Der Kläger hatte trotz mehrfacher Aufforderung der Beklagten weder den Kaufvertrag, noch die Reparaturbelege hinsichtlich der Vorschäden, noch das Wertgutachten im Original der Beklagten zur Verfügung gestellt. Es war vielmehr ersichtlich, dass die Beklagte die Regulierung von der Erfüllung der Auflage abhängig machen würde.
Aus dem Sachverständigengutachten ließ sich entnehmen, dass das Fahrzeug einen Wiederbeschaffungswert mit MwSt von 6.300 € hatte. Bei 19% MwSt. entspricht dies rund 5.294,12 € netto. Für eine gütliche Einigung sollten hier nun 7.000 € angesetzt werden.

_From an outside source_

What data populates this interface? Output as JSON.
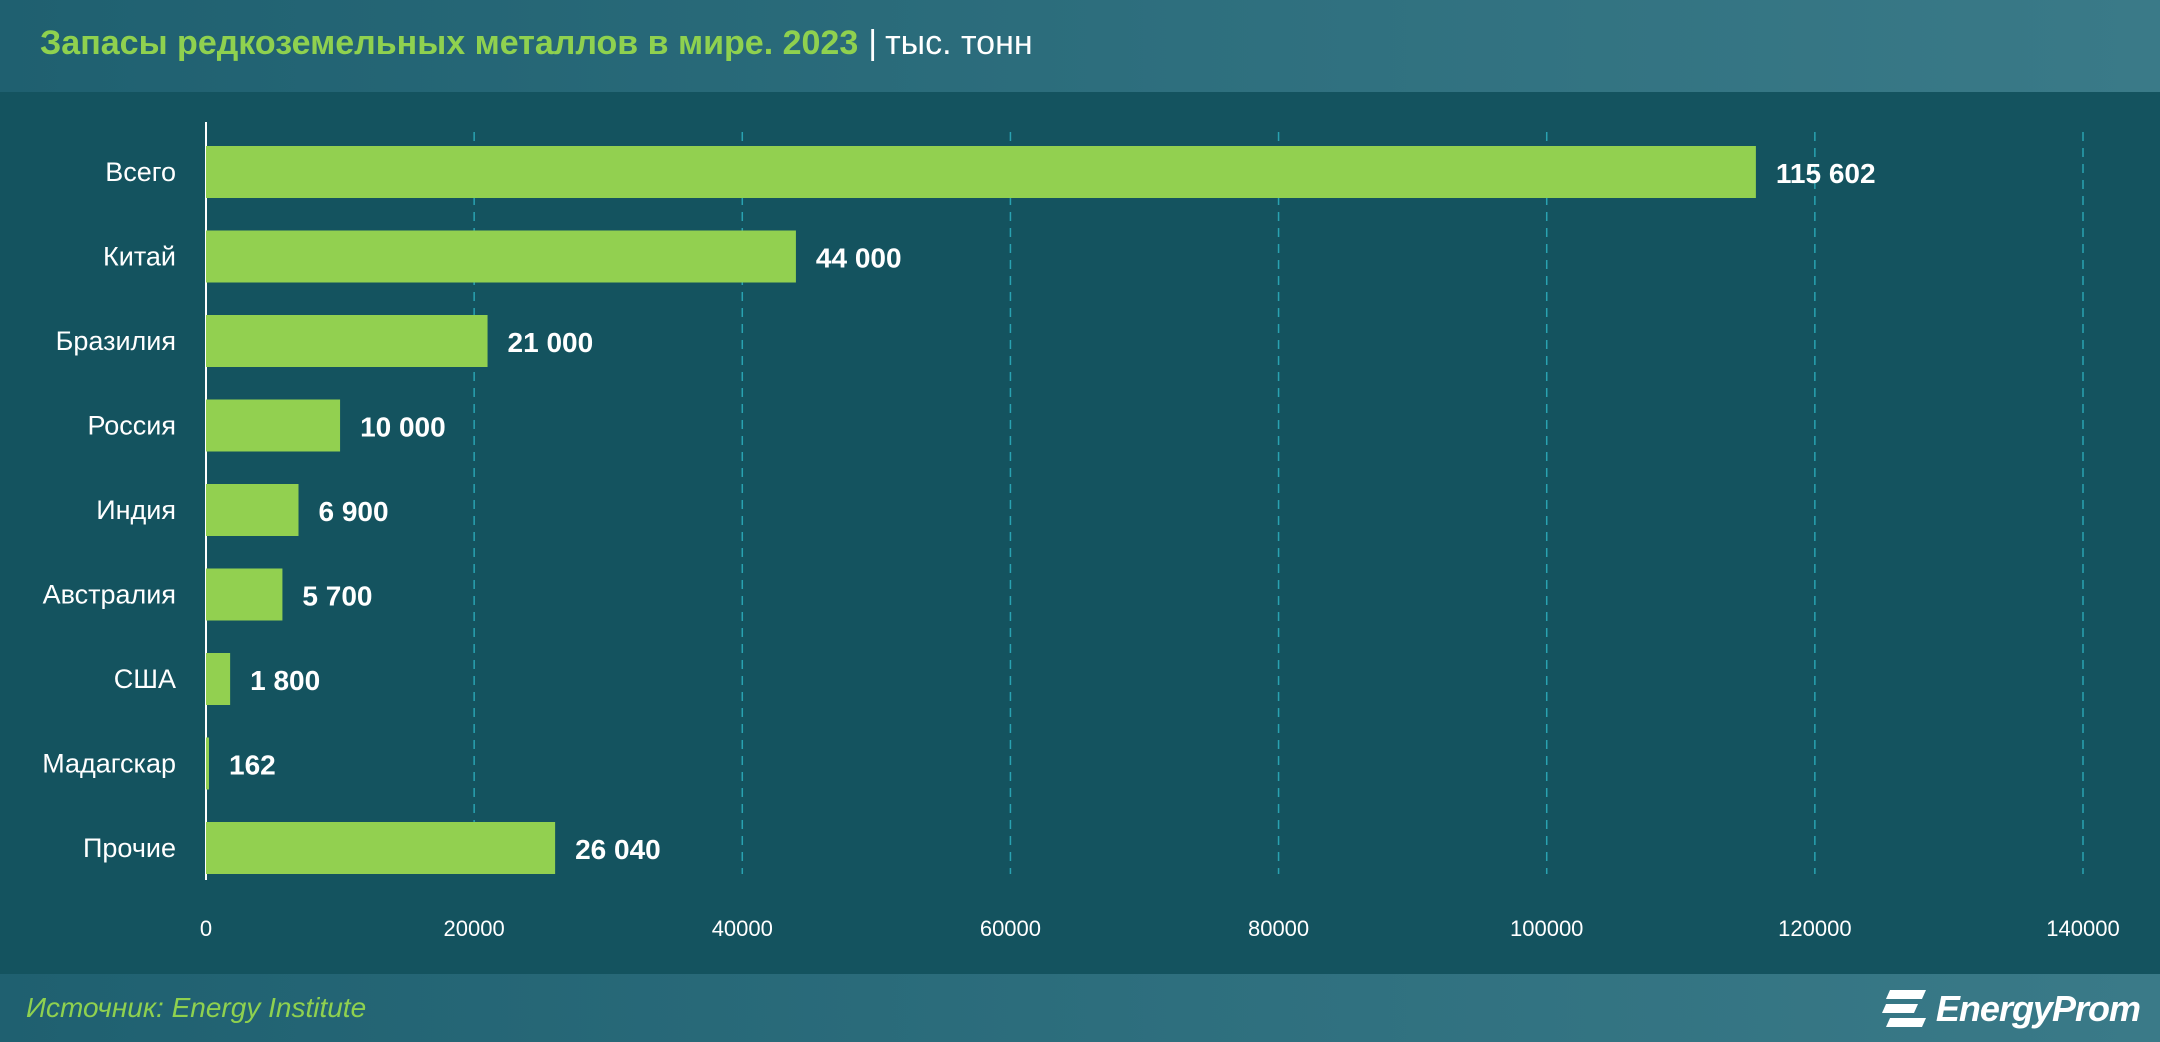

Der Vergleichsvorschlag des Gerichts konnte wegen der beiderseitigen Risiken nur auf der Basis der Hälfte erfolgen. Der Vergleichsvorschlag des Gerichts lautete: Der Beklagte müsste zum Ausgleich der Klageforderung an den Kläger einen Betrag von 3.350 € zahlen. Die Parteien müssten sich jedoch einig sein, dass damit alle Ansprüche des Klägers gegen die Beklagte wegen der streitigen Entwendung des Pkw Opel ausgeglichen sind und die Beklagte Eigentümerin des Fahrzeugs bleibt, sofern es wieder aufgefunden wird. Die Kosten des Rechtstreits sowie die des Vergleichs müssten gegeneinander aufgehoben werden.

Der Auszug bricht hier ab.